Seminole Tribe Wins Contract Lawsuit Against State Government
Recently, the Sun-Sentinel reported that the Seminole tribe of Florida has prevailed in a contract litigation claim against the state. Specifically, the lawsuit pertained to the legality of offering blackjack and other table games at casinos. As a result of the decision by the federal judge in the case, the Seminole tribe will be allowed to exclusively offer these type of games for the next fourteen years. According to the reporting, the tribe was very satisfied with the ruling. On the other hand, Florida Governor Rick Scott said that officials from the state will review the decision but that he has not yet decided on how the state will proceed on this issue.
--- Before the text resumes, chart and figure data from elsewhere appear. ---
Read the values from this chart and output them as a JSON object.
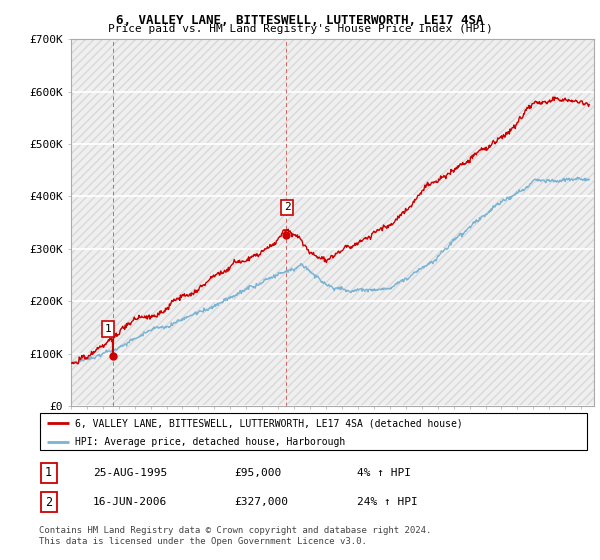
{
  "title": "6, VALLEY LANE, BITTESWELL, LUTTERWORTH, LE17 4SA",
  "subtitle": "Price paid vs. HM Land Registry's House Price Index (HPI)",
  "ylim": [
    0,
    700000
  ],
  "xlim_start": 1993.0,
  "xlim_end": 2025.8,
  "sale1_x": 1995.65,
  "sale1_y": 95000,
  "sale1_label": "1",
  "sale2_x": 2006.46,
  "sale2_y": 327000,
  "sale2_label": "2",
  "legend_line1": "6, VALLEY LANE, BITTESWELL, LUTTERWORTH, LE17 4SA (detached house)",
  "legend_line2": "HPI: Average price, detached house, Harborough",
  "table_row1": [
    "1",
    "25-AUG-1995",
    "£95,000",
    "4% ↑ HPI"
  ],
  "table_row2": [
    "2",
    "16-JUN-2006",
    "£327,000",
    "24% ↑ HPI"
  ],
  "footer": "Contains HM Land Registry data © Crown copyright and database right 2024.\nThis data is licensed under the Open Government Licence v3.0.",
  "hpi_color": "#7ab3d4",
  "price_color": "#cc0000",
  "dashed_line_color": "#cc0000"
}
The State of Florida Breached its Contract with the Seminole Tribe
In 2010, officials from the state signed a 20-year contract with representatives of the Seminole tribe. It was a wide-ranging and incredibly important agreement that gave the tribe the exclusive legal right to offer certain table casino games within the state of Florida. Blackjack was one of the games for which the tribe obtained exclusive operating rights. The Seminole tribe controls seven casinos in the state and qualifying table gambling would be restricted to those properties. In return, the state of Florida was to get $1 billion from the tribe over the first five years of the deal. After the initial five year period had passed (occurred in 2015) the deal was set for an automatic renegotiation of the specific terms. However, the Seminole tribe argued that the state of Florida quickly breached the contract.
Florida Allowed Other Casinos to Engage in Similar Games
The Seminole tribe was paying a significant amount of money for exclusive table game rights. Though, in the view of the court, the state of Florida allowed other casinos to offer a very similar type of game that violated the fundamental intentions of the contract. More specifically, these similar games were are known as ‘designated-player’ games. Technically, they do not operate quite like traditional casino table gambling. This is because designated player games do not involve the ‘house’. There is no dealer who acts in the role of the house at the gaming table. Instead, the individual players play exclusively against each other. Still, they are table games and as such these games can bring in a great deal of money to casinos who provide space for them. The court records suggest that designated player games have become so popular that they took away a large amount of the customer base of the casinos run by the Seminole tribe. The federal court agreed that this constituted a violation of their contract rights.